Halk Sağlığı Uzmanı Dr. Ahmet Soysal’ın “Siyanür dışında yüksek derecede tehlikeli toksik kimyasallar Fırat'a eninde sonunda karışacak. Uluslararası boyutta bir skandala doğru gidecek” sözlerini hatırlatan Ovat, “Yaşanan felaketin ekolojik boyutunu ve halk sağlığı kısmını yönetemeyen iktidar krizi kendi adına yönetmeye çalışmaktadır. Çevre, Şehircilik ve İklim Değişikliği eski bakanı Murat Kurum daha da ileriye gitmiş ve ‘ÇED raporuyla heyelanın ne ilgisi var?’, ‘Faaliyet Raporunu biz vermiyoruz’ gibi bakanlığın ve kendisinin sorumluluğunu yok sayan açıklamalarda bulunmuştur. Bu zihniyet, Bursa Orhaneli’de, Eskişehir’de, Fatsa’da yeni oluşacak suç mahallilerinin de işaretini vermektedir” diye konuştu.
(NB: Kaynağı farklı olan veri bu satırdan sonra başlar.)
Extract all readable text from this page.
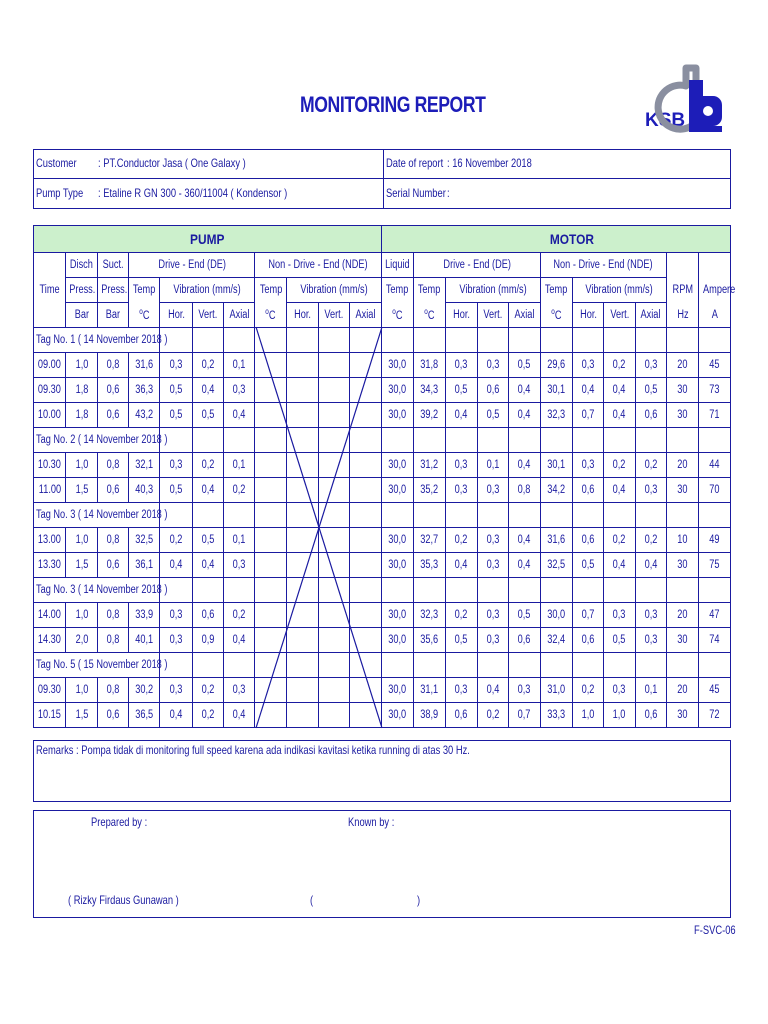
MONITORING REPORT
KSB
Customer	: PT.Conductor Jasa ( One Galaxy )
Pump Type	: Etaline R GN 300 - 360/11004 ( Kondensor )
Date of report : 16 November 2018
Serial Number :
PUMP												MOTOR									
Time	Disch	Suct.	Drive - End (DE)				Non - Drive - End (NDE)				Liquid	Drive - End (DE)				Non - Drive - End (NDE)				RPM	Ampere
	Press.	Press.	Temp	Vibration (mm/s)			Temp	Vibration (mm/s)			Temp	Temp	Vibration (mm/s)			Temp	Vibration (mm/s)				
	Bar	Bar	$^o$C	Hor.	Vert.	Axial	$^o$C	Hor.	Vert.	Axial	$^o$C	$^o$C	Hor.	Vert.	Axial	$^o$C	Hor.	Vert.	Axial	Hz	A
Tag No. 1 ( 14 November 2018 )																					
09.00	1,0	0,8	31,6	0,3	0,2	0,1					30,0	31,8	0,3	0,3	0,5	29,6	0,3	0,2	0,3	20	45
09.30	1,8	0,6	36,3	0,5	0,4	0,3					30,0	34,3	0,5	0,6	0,4	30,1	0,4	0,4	0,5	30	73
10.00	1,8	0,6	43,2	0,5	0,5	0,4					30,0	39,2	0,4	0,5	0,4	32,3	0,7	0,4	0,6	30	71
Tag No. 2 ( 14 November 2018 )																					
10.30	1,0	0,8	32,1	0,3	0,2	0,1					30,0	31,2	0,3	0,1	0,4	30,1	0,3	0,2	0,2	20	44
11.00	1,5	0,6	40,3	0,5	0,4	0,2					30,0	35,2	0,3	0,3	0,8	34,2	0,6	0,4	0,3	30	70
Tag No. 3 ( 14 November 2018 )																					
13.00	1,0	0,8	32,5	0,2	0,5	0,1					30,0	32,7	0,2	0,3	0,4	31,6	0,6	0,2	0,2	10	49
13.30	1,5	0,6	36,1	0,4	0,4	0,3					30,0	35,3	0,4	0,3	0,4	32,5	0,5	0,4	0,4	30	75
Tag No. 3 ( 14 November 2018 )																					
14.00	1,0	0,8	33,9	0,3	0,6	0,2					30,0	32,3	0,2	0,3	0,5	30,0	0,7	0,3	0,3	20	47
14.30	2,0	0,8	40,1	0,3	0,9	0,4					30,0	35,6	0,5	0,3	0,6	32,4	0,6	0,5	0,3	30	74
Tag No. 5 ( 15 November 2018 )																					
09.30	1,0	0,8	30,2	0,3	0,2	0,3					30,0	31,1	0,3	0,4	0,3	31,0	0,2	0,3	0,1	20	45
10.15	1,5	0,6	36,5	0,4	0,2	0,4					30,0	38,9	0,6	0,2	0,7	33,3	1,0	1,0	0,6	30	72
Remarks : Pompa tidak di monitoring full speed karena ada indikasi kavitasi ketika running di atas 30 Hz.
Prepared by :	Known by :
( Rizky Firdaus Gunawan )	(	)
F-SVC-06
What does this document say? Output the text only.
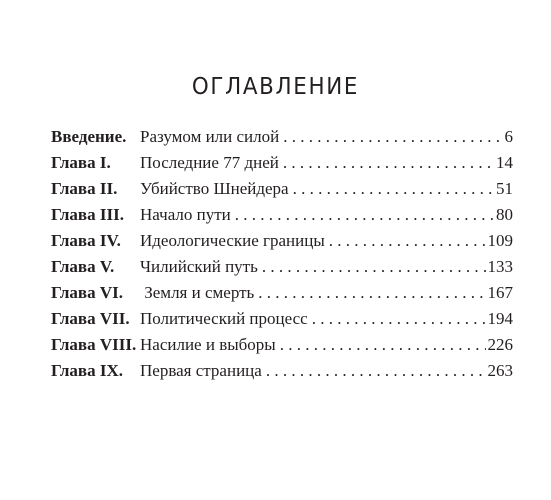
ОГЛАВЛЕНИЕ
Введение. Разумом или силой . . .	6
Глава I.	Последние 77 дней . . .	14
Глава II.	Убийство Шнейдера . . .	51
Глава III. Начало пути . . .	80
Глава IV.	Идеологические границы . . .	109
Глава V.	Чилийский путь . . .	133
Глава VI. Земля и смерть . . .	167
Глава VII. Политический процесс . . .	194
Глава VIII. Насилие и выборы . . .	226
Глава IX. Первая страница . . .	263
Açıklamada, 2021’de Giresun Şebinkarahisar ilçesinde atık barajı duvarındaki çökme ile 4 bin 500 ton ağır metal içerikli kimyasal atığın dereye, vadiye ve Kılıçkaya Barajı’na yayıldığı hatırlatıldı. 9 ay sonra TEMA Vakfı tarafından yapılan analizlerde, bölgede ağır metallerin limitlerin çok üzerinde olduğu, çocuklar için “yüksek kanser riski” taşıdığı ifade edildi.

Erzincan İliç’te de benzer süreç yaşandığını söyleyen Göbelez, “Sistem değişmedikçe yaşadıklarımız yaşayacaklarımızın göstergesidir. TEMA’nın Şebinkarahisar’daki numunelerden elde ettiği analiz sonucu yaşanan felaketin yıllarca süren etkisini göz önüne sermiştir. Firmaya karşı çevre izin ve lisans belgesinin iptali ve idari para cezası gibi ceza bile sayılamayacak uygulamalar hayata geçirilmişti. 3 ay sonra ise sanki felaket yaşanmamış gibi firma tekrar çalışmaya başlamıştı. Firmanın Çevre İzin ve Lisans Belgesi’nin iptal edilmesi yeterli değildir” dedi.

‘HALKI VE EKOSİSTEMİ ÖNCELEYEN YASALAR KONMALI’

İliç’te tüm madencilik faaliyetlerinin durdurulması ve madenin kapatılmasını talep eden kolektif üyeleri şöyle devam etti: “Kapatılacak madende çalışan işçilere emeklerinin sömürülmeyeceği yeni istihdam alanları yaratılmalıdır. Etkin bir yargı süreci başlatılmalı, sadece şirket yetkilileri değil, işletme ve kapasite artırımına izin veren mülki amirler ve bürokratlar da yargılanmalıdır. Vahşi madencilikten vaz geçilmeli, halkı ve ekosistemi önceleyen yasalar konmalıdır."